Australian radio show

Hot Nights With Abbie Chatfield was an Australian night time radio show on the Hit Network, and was hosted by Abbie Chatfield.

== History ==
In early 2022, it was revealed that television personality and podcaster Abbie Chatfield had landed her very own national radio show across the Hit Network called Hot Nights With Abbie Chatfield. The show was set to broadcast in over 50 radio stations across Australia on 17 January 2022. It was also revealed that Abbie would be joined by anchor Rohan Edwards on the show, and the executive producer would be Max Corstorphan.

The show airs at 7pm every weekinight after Hughesy, Ed & Erin, which goes from 6pm until 7pm weeknights. the show finishes at 9pm and is followed by Jimmy & Nath.

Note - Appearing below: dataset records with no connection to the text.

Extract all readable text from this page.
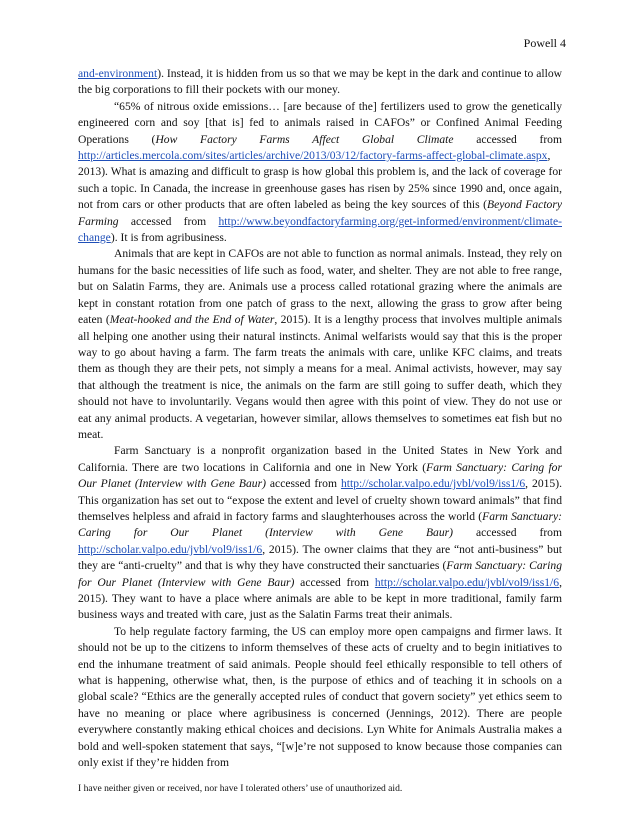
Powell 4

and-environment). Instead, it is hidden from us so that we may be kept in the dark and continue to allow the big corporations to fill their pockets with our money.

“65% of nitrous oxide emissions… [are because of the] fertilizers used to grow the genetically engineered corn and soy [that is] fed to animals raised in CAFOs” or Confined Animal Feeding Operations (How Factory Farms Affect Global Climate accessed from http://articles.mercola.com/sites/articles/archive/2013/03/12/factory-farms-affect-global-climate.aspx, 2013). What is amazing and difficult to grasp is how global this problem is, and the lack of coverage for such a topic. In Canada, the increase in greenhouse gases has risen by 25% since 1990 and, once again, not from cars or other products that are often labeled as being the key sources of this (Beyond Factory Farming accessed from http://www.beyondfactoryfarming.org/get-informed/environment/climate-change). It is from agribusiness.

Animals that are kept in CAFOs are not able to function as normal animals. Instead, they rely on humans for the basic necessities of life such as food, water, and shelter. They are not able to free range, but on Salatin Farms, they are. Animals use a process called rotational grazing where the animals are kept in constant rotation from one patch of grass to the next, allowing the grass to grow after being eaten (Meat-hooked and the End of Water, 2015). It is a lengthy process that involves multiple animals all helping one another using their natural instincts. Animal welfarists would say that this is the proper way to go about having a farm. The farm treats the animals with care, unlike KFC claims, and treats them as though they are their pets, not simply a means for a meal. Animal activists, however, may say that although the treatment is nice, the animals on the farm are still going to suffer death, which they should not have to involuntarily. Vegans would then agree with this point of view. They do not use or eat any animal products. A vegetarian, however similar, allows themselves to sometimes eat fish but no meat.

Farm Sanctuary is a nonprofit organization based in the United States in New York and California. There are two locations in California and one in New York (Farm Sanctuary: Caring for Our Planet (Interview with Gene Baur) accessed from http://scholar.valpo.edu/jvbl/vol9/iss1/6, 2015). This organization has set out to “expose the extent and level of cruelty shown toward animals” that find themselves helpless and afraid in factory farms and slaughterhouses across the world (Farm Sanctuary: Caring for Our Planet (Interview with Gene Baur) accessed from http://scholar.valpo.edu/jvbl/vol9/iss1/6, 2015). The owner claims that they are “not anti-business” but they are “anti-cruelty” and that is why they have constructed their sanctuaries (Farm Sanctuary: Caring for Our Planet (Interview with Gene Baur) accessed from http://scholar.valpo.edu/jvbl/vol9/iss1/6, 2015). They want to have a place where animals are able to be kept in more traditional, family farm business ways and treated with care, just as the Salatin Farms treat their animals.

To help regulate factory farming, the US can employ more open campaigns and firmer laws. It should not be up to the citizens to inform themselves of these acts of cruelty and to begin initiatives to end the inhumane treatment of said animals. People should feel ethically responsible to tell others of what is happening, otherwise what, then, is the purpose of ethics and of teaching it in schools on a global scale? “Ethics are the generally accepted rules of conduct that govern society” yet ethics seem to have no meaning or place where agribusiness is concerned (Jennings, 2012). There are people everywhere constantly making ethical choices and decisions. Lyn White for Animals Australia makes a bold and well-spoken statement that says, “[w]e’re not supposed to know because those companies can only exist if they’re hidden from

I have neither given or received, nor have I tolerated others’ use of unauthorized aid.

In April 2023, it was announced that the show's executive producer, Max Corstorphan would be leaving the show immediately. Just weeks after Corstorphan's departure, Abbie's radio anchor and co-host Rohan Edwards abruptly resigned from the show. Just days later, Chatfield's second radio co-host Nic Kelly suddenly left his position at the show after less than a week.

In August 2023, Chatfield resigned from the Hit Network. Jimmy & Nath replaced Hot Nights With Abbie Chatfield.